The show will continue to air in reruns, but after 25 years of giving both useful and hilarious advice on car maintenance to callers with every manner of malfunction, no new episodes will be produced, NPR announced.
Older brother Tom is 74 years old, while Ray is 63.
How do you feel about the end of Car Talk? What are some of your favorite memories from the show? Tell us in comments.
Andy Bienstock, program director for WYPR, the NPR affiliate in Baltimore, said the station plans to run reruns in the Saturday slot, and “if we replace it with anything, we’ll think long and hard about it,” he told Patch.
“Sometimes in radio, there’s just magic,” he said. “There’s no other way to put it. Tom and Ray’s personalities, the way they come over the air, is sort of magic.”
It was so magic in fact, that Bienstock said the duo even made NPR fundraisers tremendously funny to listen to.
“Week in and week out, they could make me not only laugh out loud, but smile, and every once in awhile, I learned something from it,” he said.
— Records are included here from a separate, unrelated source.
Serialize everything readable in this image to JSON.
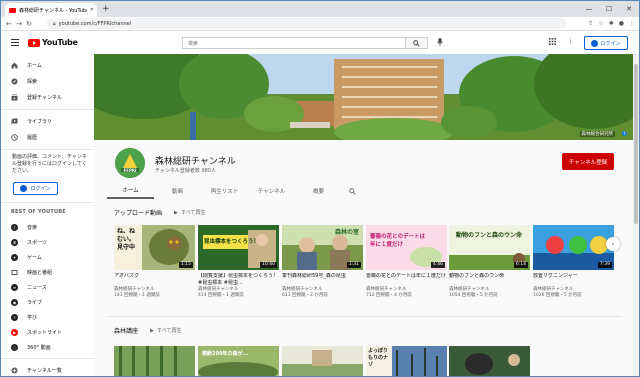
{
  "browser": {
    "tab_title": "森林総研チャンネル - YouTube",
    "url": "youtube.com/c/FFPRIchannel"
  },
  "header": {
    "logo_text": "YouTube",
    "search_placeholder": "検索",
    "login_label": "ログイン"
  },
  "sidebar": {
    "items": [
      {
        "label": "ホーム",
        "icon": "home-icon"
      },
      {
        "label": "探索",
        "icon": "compass-icon"
      },
      {
        "label": "登録チャンネル",
        "icon": "subscriptions-icon"
      },
      {
        "label": "ライブラリ",
        "icon": "library-icon"
      },
      {
        "label": "履歴",
        "icon": "history-icon"
      }
    ],
    "signin_text": "動画の評価、コメント、チャンネル登録を行うにはログインしてください。",
    "signin_button": "ログイン",
    "best_header": "BEST OF YOUTUBE",
    "best_items": [
      {
        "label": "音楽",
        "icon": "music-icon"
      },
      {
        "label": "スポーツ",
        "icon": "trophy-icon"
      },
      {
        "label": "ゲーム",
        "icon": "gamepad-icon"
      },
      {
        "label": "映画と番組",
        "icon": "film-icon"
      },
      {
        "label": "ニュース",
        "icon": "news-icon"
      },
      {
        "label": "ライブ",
        "icon": "live-icon"
      },
      {
        "label": "学び",
        "icon": "bulb-icon"
      },
      {
        "label": "スポットライト",
        "icon": "spotlight-icon"
      },
      {
        "label": "360° 動画",
        "icon": "360-icon"
      }
    ],
    "more_label": "チャンネル一覧"
  },
  "banner": {
    "caption": "森林総合研究所"
  },
  "channel": {
    "logo_text": "FFPRI",
    "name": "森林総研チャンネル",
    "subscribers": "チャンネル登録者数 980人",
    "subscribe_label": "チャンネル登録",
    "tabs": [
      "ホーム",
      "動画",
      "再生リスト",
      "チャンネル",
      "概要"
    ],
    "active_tab": "ホーム"
  },
  "shelf1": {
    "title": "アップロード動画",
    "play_all": "すべて再生",
    "videos": [
      {
        "title": "アオバズク",
        "channel": "森林総研チャンネル",
        "meta": "141 回視聴・1 週間前",
        "duration": "1:15",
        "overlay": "ね、ねむい。見守中"
      },
      {
        "title": "【閲覧支援】昆虫標本をつくろう！ #昆虫標本 #昆虫...",
        "channel": "森林総研チャンネル",
        "meta": "414 回視聴・1 週間前",
        "duration": "10:40",
        "overlay": "昆虫標本をつくろう！"
      },
      {
        "title": "季刊森林総研59号_森の昆虫",
        "channel": "森林総研チャンネル",
        "meta": "611 回視聴・2 か月前",
        "duration": "1:31",
        "overlay": "森林の室"
      },
      {
        "title": "薔薇の花とのデートは年に１度だけ",
        "channel": "森林総研チャンネル",
        "meta": "712 回視聴・4 か月前",
        "duration": "4:46",
        "overlay": "薔薇の花とのデートは年に１度だけ"
      },
      {
        "title": "動物のフンと森のウン命",
        "channel": "森林総研チャンネル",
        "meta": "1054 回視聴・5 か月前",
        "duration": "6:14",
        "overlay": "動物のフンと森のウン命"
      },
      {
        "title": "放置リグニンジャー",
        "channel": "森林総研チャンネル",
        "meta": "1026 回視聴・5 か月前",
        "duration": "7:39",
        "overlay": ""
      }
    ]
  },
  "shelf2": {
    "title": "森林講座",
    "play_all": "すべて再生",
    "overlays": [
      "",
      "樹齢200年の森が...",
      "",
      "よっぽり もりのナゾ",
      ""
    ]
  }
}
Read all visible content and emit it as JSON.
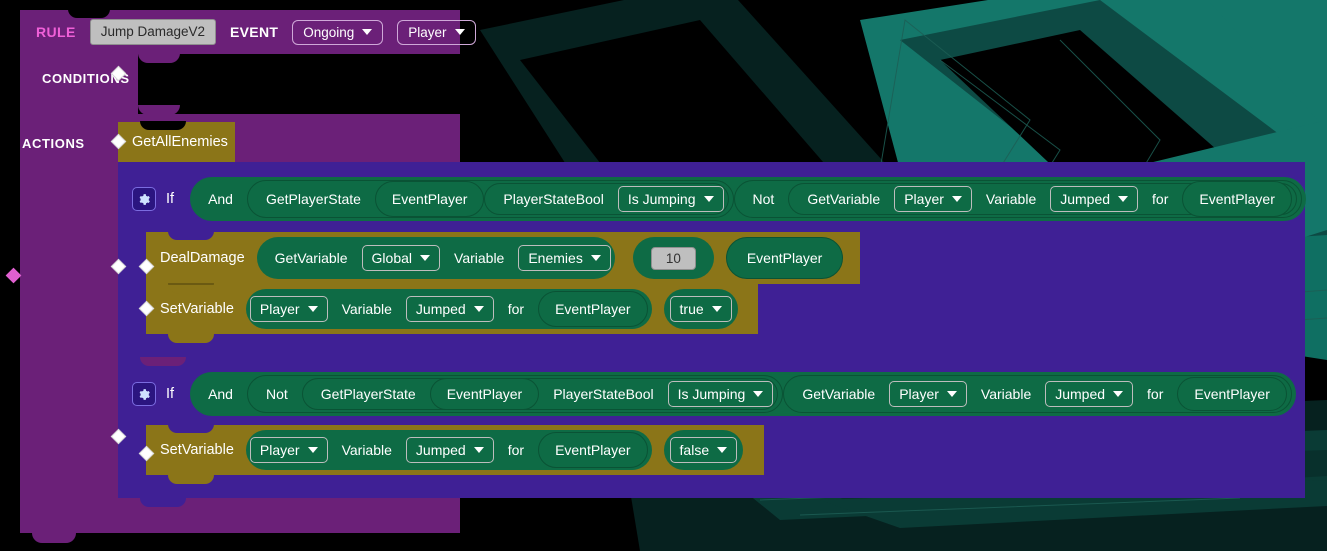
{
  "theme": {
    "rule_purple": "#6B2078",
    "action_blue": "#3F2095",
    "action_gold": "#8B7518",
    "expression_green": "#0E6B45",
    "accent_pink": "#F060D8",
    "input_grey": "#BFBFBF",
    "background_teal": "#14776A",
    "background_black": "#000000"
  },
  "rule": {
    "label": "RULE",
    "name_value": "Jump DamageV2",
    "event_label": "EVENT",
    "event_type": "Ongoing",
    "event_target": "Player",
    "conditions_label": "CONDITIONS",
    "actions_label": "ACTIONS"
  },
  "actions": [
    {
      "kind": "action",
      "name": "GetAllEnemies"
    },
    {
      "kind": "if",
      "label": "If",
      "gear_icon": "gear-icon",
      "condition": {
        "op": "And",
        "left": {
          "op": "GetPlayerState",
          "args": [
            "EventPlayer",
            "PlayerStateBool"
          ],
          "dropdown": "Is Jumping"
        },
        "right": {
          "op": "Not",
          "inner": {
            "op": "GetVariable",
            "scope": "Player",
            "variable_label": "Variable",
            "variable": "Jumped",
            "for_label": "for",
            "target": "EventPlayer"
          }
        }
      },
      "body": [
        {
          "kind": "action",
          "name": "DealDamage",
          "args": [
            {
              "op": "GetVariable",
              "scope": "Global",
              "variable_label": "Variable",
              "variable": "Enemies"
            },
            {
              "type": "number",
              "value": "10"
            },
            {
              "type": "pill",
              "value": "EventPlayer"
            }
          ]
        },
        {
          "kind": "action",
          "name": "SetVariable",
          "scope": "Player",
          "variable_label": "Variable",
          "variable": "Jumped",
          "for_label": "for",
          "target": "EventPlayer",
          "value": "true"
        }
      ]
    },
    {
      "kind": "if",
      "label": "If",
      "gear_icon": "gear-icon",
      "condition": {
        "op": "And",
        "left": {
          "op": "Not",
          "inner": {
            "op": "GetPlayerState",
            "args": [
              "EventPlayer",
              "PlayerStateBool"
            ],
            "dropdown": "Is Jumping"
          }
        },
        "right": {
          "op": "GetVariable",
          "scope": "Player",
          "variable_label": "Variable",
          "variable": "Jumped",
          "for_label": "for",
          "target": "EventPlayer"
        }
      },
      "body": [
        {
          "kind": "action",
          "name": "SetVariable",
          "scope": "Player",
          "variable_label": "Variable",
          "variable": "Jumped",
          "for_label": "for",
          "target": "EventPlayer",
          "value": "false"
        }
      ]
    }
  ]
}
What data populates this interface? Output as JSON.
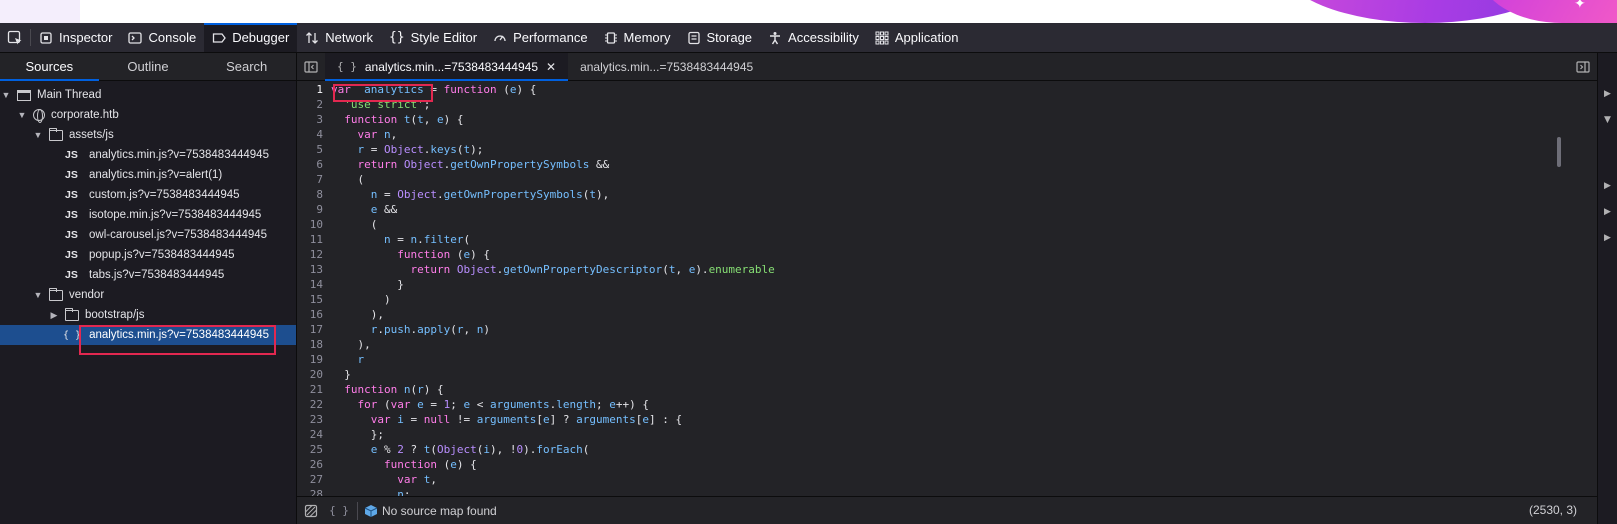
{
  "toolbar": {
    "tabs": [
      {
        "label": "Inspector",
        "icon": "inspector-icon"
      },
      {
        "label": "Console",
        "icon": "console-icon"
      },
      {
        "label": "Debugger",
        "icon": "debugger-icon"
      },
      {
        "label": "Network",
        "icon": "network-icon"
      },
      {
        "label": "Style Editor",
        "icon": "style-editor-icon"
      },
      {
        "label": "Performance",
        "icon": "performance-icon"
      },
      {
        "label": "Memory",
        "icon": "memory-icon"
      },
      {
        "label": "Storage",
        "icon": "storage-icon"
      },
      {
        "label": "Accessibility",
        "icon": "accessibility-icon"
      },
      {
        "label": "Application",
        "icon": "application-icon"
      }
    ]
  },
  "sidebar": {
    "tabs": [
      "Sources",
      "Outline",
      "Search"
    ],
    "tree": {
      "thread": "Main Thread",
      "domain": "corporate.htb",
      "assets_folder": "assets/js",
      "assets_files": [
        "analytics.min.js?v=7538483444945",
        "analytics.min.js?v=alert(1)",
        "custom.js?v=7538483444945",
        "isotope.min.js?v=7538483444945",
        "owl-carousel.js?v=7538483444945",
        "popup.js?v=7538483444945",
        "tabs.js?v=7538483444945"
      ],
      "vendor_folder": "vendor",
      "bootstrap_folder": "bootstrap/js",
      "selected_file": "analytics.min.js?v=7538483444945"
    }
  },
  "editor": {
    "tabs": [
      "analytics.min...=7538483444945",
      "analytics.min...=7538483444945"
    ],
    "lines": [
      {
        "n": "1",
        "html": "<span class=\"k\">var</span>  <span class=\"fn\">analytics</span> = <span class=\"k\">function</span> (<span class=\"fn\">e</span>) {"
      },
      {
        "n": "2",
        "html": "  <span class=\"s\">'use strict'</span>;"
      },
      {
        "n": "3",
        "html": "  <span class=\"k\">function</span> <span class=\"fn\">t</span>(<span class=\"fn\">t</span>, <span class=\"fn\">e</span>) {"
      },
      {
        "n": "4",
        "html": "    <span class=\"k\">var</span> <span class=\"fn\">n</span>,"
      },
      {
        "n": "5",
        "html": "    <span class=\"fn\">r</span> = <span class=\"b\">Object</span>.<span class=\"fn\">keys</span>(<span class=\"fn\">t</span>);"
      },
      {
        "n": "6",
        "html": "    <span class=\"k\">return</span> <span class=\"b\">Object</span>.<span class=\"fn\">getOwnPropertySymbols</span> &amp;&amp;"
      },
      {
        "n": "7",
        "html": "    ("
      },
      {
        "n": "8",
        "html": "      <span class=\"fn\">n</span> = <span class=\"b\">Object</span>.<span class=\"fn\">getOwnPropertySymbols</span>(<span class=\"fn\">t</span>),"
      },
      {
        "n": "9",
        "html": "      <span class=\"fn\">e</span> &amp;&amp;"
      },
      {
        "n": "10",
        "html": "      ("
      },
      {
        "n": "11",
        "html": "        <span class=\"fn\">n</span> = <span class=\"fn\">n</span>.<span class=\"fn\">filter</span>("
      },
      {
        "n": "12",
        "html": "          <span class=\"k\">function</span> (<span class=\"fn\">e</span>) {"
      },
      {
        "n": "13",
        "html": "            <span class=\"k\">return</span> <span class=\"b\">Object</span>.<span class=\"fn\">getOwnPropertyDescriptor</span>(<span class=\"fn\">t</span>, <span class=\"fn\">e</span>).<span class=\"s\">enumerable</span>"
      },
      {
        "n": "14",
        "html": "          }"
      },
      {
        "n": "15",
        "html": "        )"
      },
      {
        "n": "16",
        "html": "      ),"
      },
      {
        "n": "17",
        "html": "      <span class=\"fn\">r</span>.<span class=\"fn\">push</span>.<span class=\"fn\">apply</span>(<span class=\"fn\">r</span>, <span class=\"fn\">n</span>)"
      },
      {
        "n": "18",
        "html": "    ),"
      },
      {
        "n": "19",
        "html": "    <span class=\"fn\">r</span>"
      },
      {
        "n": "20",
        "html": "  }"
      },
      {
        "n": "21",
        "html": "  <span class=\"k\">function</span> <span class=\"fn\">n</span>(<span class=\"fn\">r</span>) {"
      },
      {
        "n": "22",
        "html": "    <span class=\"k\">for</span> (<span class=\"k\">var</span> <span class=\"fn\">e</span> = <span class=\"b\">1</span>; <span class=\"fn\">e</span> &lt; <span class=\"fn\">arguments</span>.<span class=\"fn\">length</span>; <span class=\"fn\">e</span>++) {"
      },
      {
        "n": "23",
        "html": "      <span class=\"k\">var</span> <span class=\"fn\">i</span> = <span class=\"k\">null</span> != <span class=\"fn\">arguments</span>[<span class=\"fn\">e</span>] ? <span class=\"fn\">arguments</span>[<span class=\"fn\">e</span>] : {"
      },
      {
        "n": "24",
        "html": "      };"
      },
      {
        "n": "25",
        "html": "      <span class=\"fn\">e</span> % <span class=\"b\">2</span> ? <span class=\"fn\">t</span>(<span class=\"b\">Object</span>(<span class=\"fn\">i</span>), !<span class=\"b\">0</span>).<span class=\"fn\">forEach</span>("
      },
      {
        "n": "26",
        "html": "        <span class=\"k\">function</span> (<span class=\"fn\">e</span>) {"
      },
      {
        "n": "27",
        "html": "          <span class=\"k\">var</span> <span class=\"fn\">t</span>,"
      },
      {
        "n": "28",
        "html": "          <span class=\"fn\">n</span>;"
      }
    ]
  },
  "footer": {
    "source_map": "No source map found",
    "position": "(2530, 3)"
  },
  "colors": {
    "accent": "#0060df",
    "highlight": "#e22850",
    "selected": "#1d4e8f"
  }
}
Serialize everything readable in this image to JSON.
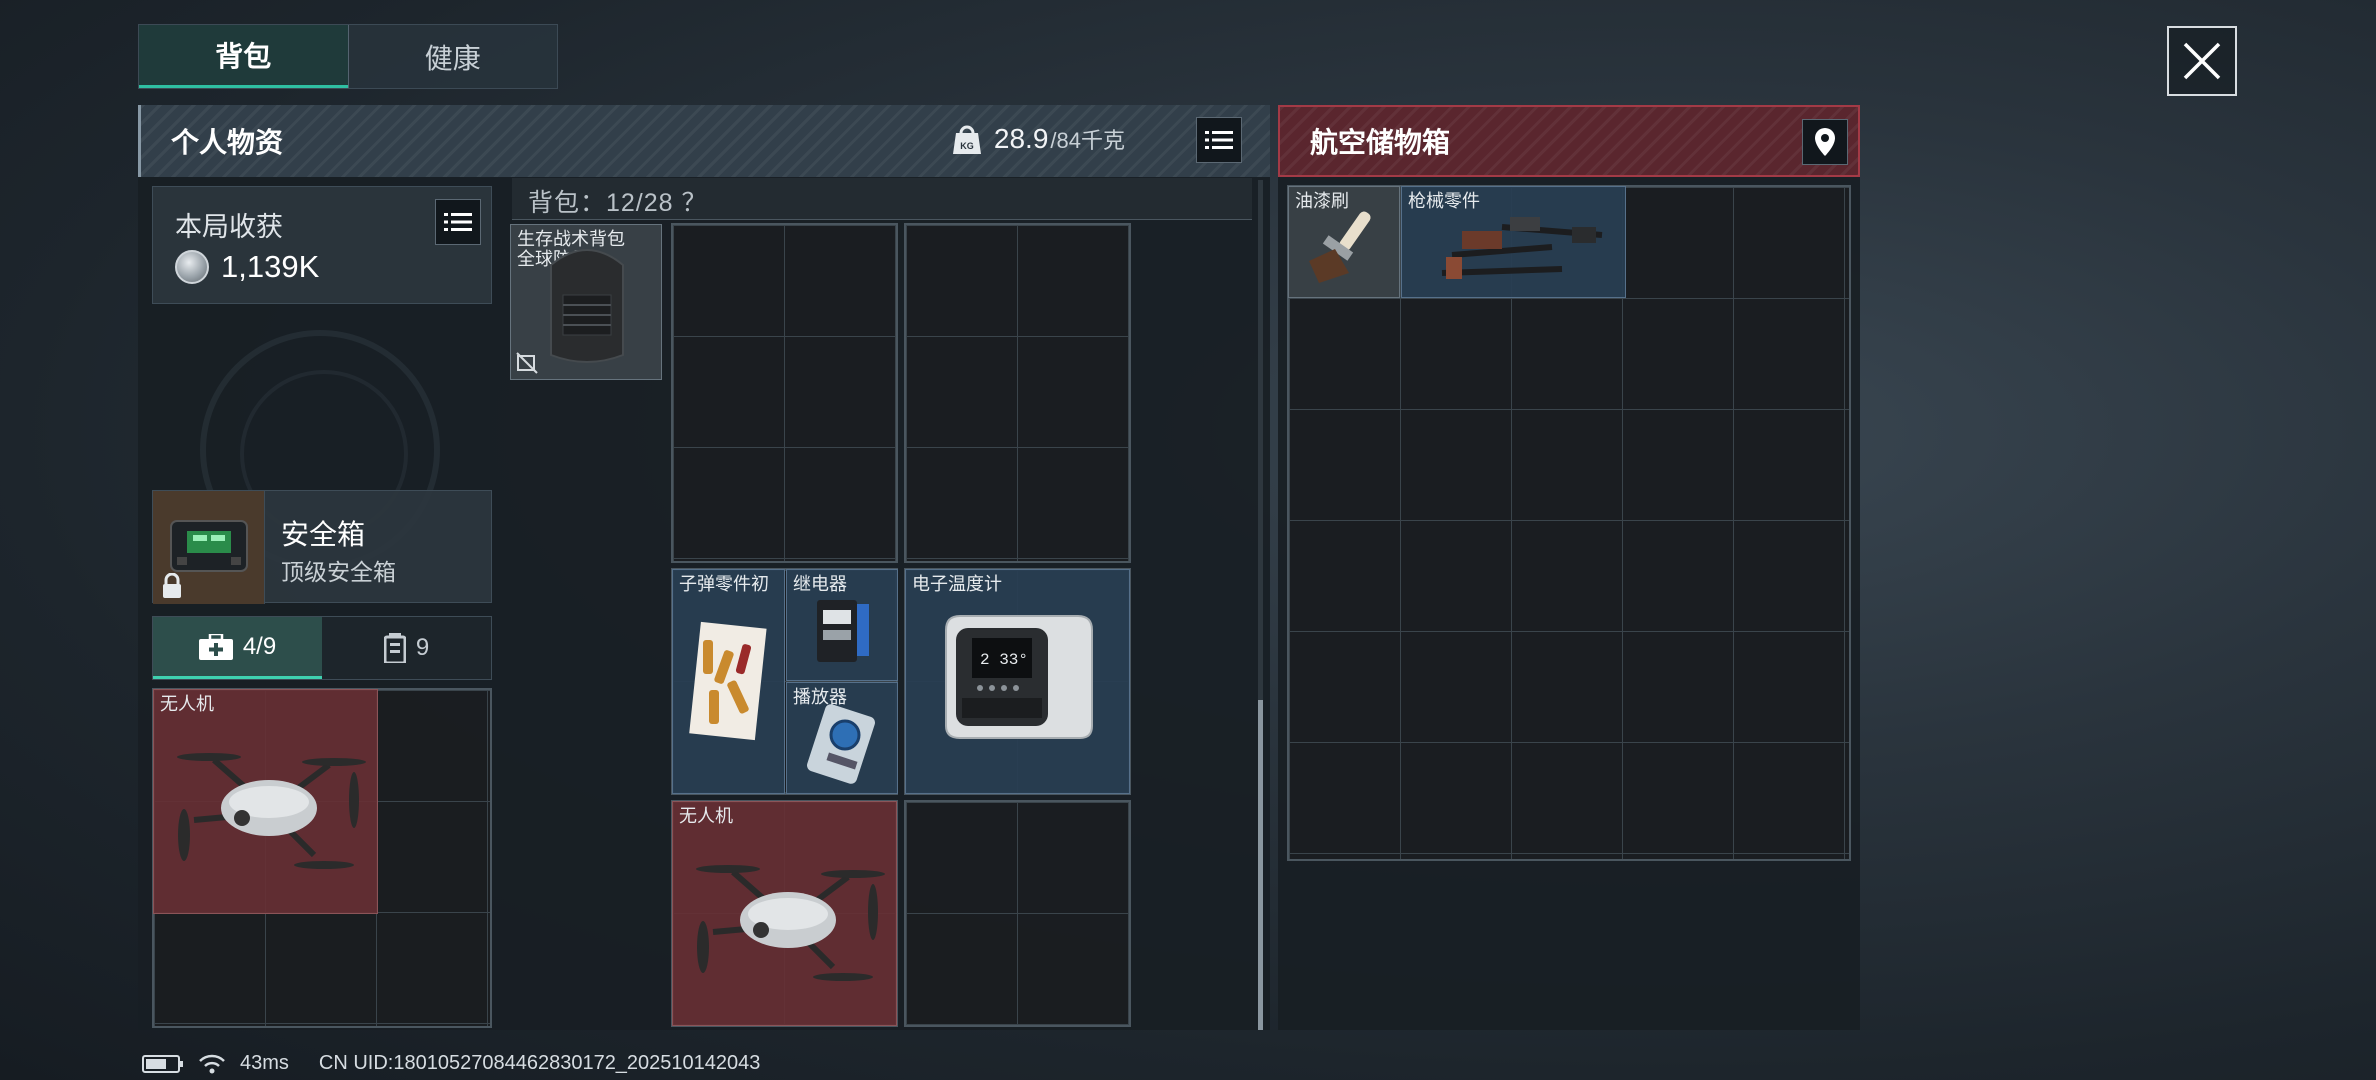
{
  "tabs": [
    {
      "label": "背包"
    },
    {
      "label": "健康"
    }
  ],
  "personal": {
    "title": "个人物资",
    "weight_current": "28.9",
    "weight_capacity": "/84千克",
    "weight_badge": "KG"
  },
  "harvest": {
    "label": "本局收获",
    "value": "1,139K"
  },
  "safebox": {
    "name": "安全箱",
    "subtitle": "顶级安全箱"
  },
  "subtabs": [
    {
      "label": "4/9"
    },
    {
      "label": "9"
    }
  ],
  "backpack": {
    "caption": "背包：12/28 ？"
  },
  "items": {
    "left_drone": "无人机",
    "backpack_item_line1": "生存战术背包",
    "backpack_item_line2": "全球防具",
    "ammo_parts": "子弹零件初",
    "relay": "继电器",
    "player": "播放器",
    "thermometer": "电子温度计",
    "drone": "无人机",
    "thermometer_display": "2 33°"
  },
  "air": {
    "title": "航空储物箱",
    "items": {
      "brush": "油漆刷",
      "gun_parts": "枪械零件"
    }
  },
  "status": {
    "ping": "43ms",
    "uid": "CN UID:18010527084462830172_202510142043"
  },
  "colors": {
    "accent_teal": "#2fbfa2",
    "air_red": "#a33a46",
    "item_red": "#683034",
    "item_blue": "#283e52"
  },
  "icons": [
    "weight-icon",
    "list-icon",
    "close-icon",
    "coin-icon",
    "lock-icon",
    "location-pin-icon",
    "medkit-icon",
    "canister-icon",
    "battery-icon",
    "wifi-icon",
    "no-trade-icon"
  ]
}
The show was first broadcast on WBUR in Boston in 1977. It's now the most popular program on NPR and is heard coast-to-coast.
Don W.
3:10 pm on Friday, June 8, 2012
What??? No more Click and Clack?
Lisa Rossi
3:14 pm on Friday, June 8, 2012
I know, right! They taught me not to switch gears on my car unless it was stopped. If you can believe it, I ruined the transmission on two cars as a young adult, and one day I heard them say that on their show, and I was like, "Aha!"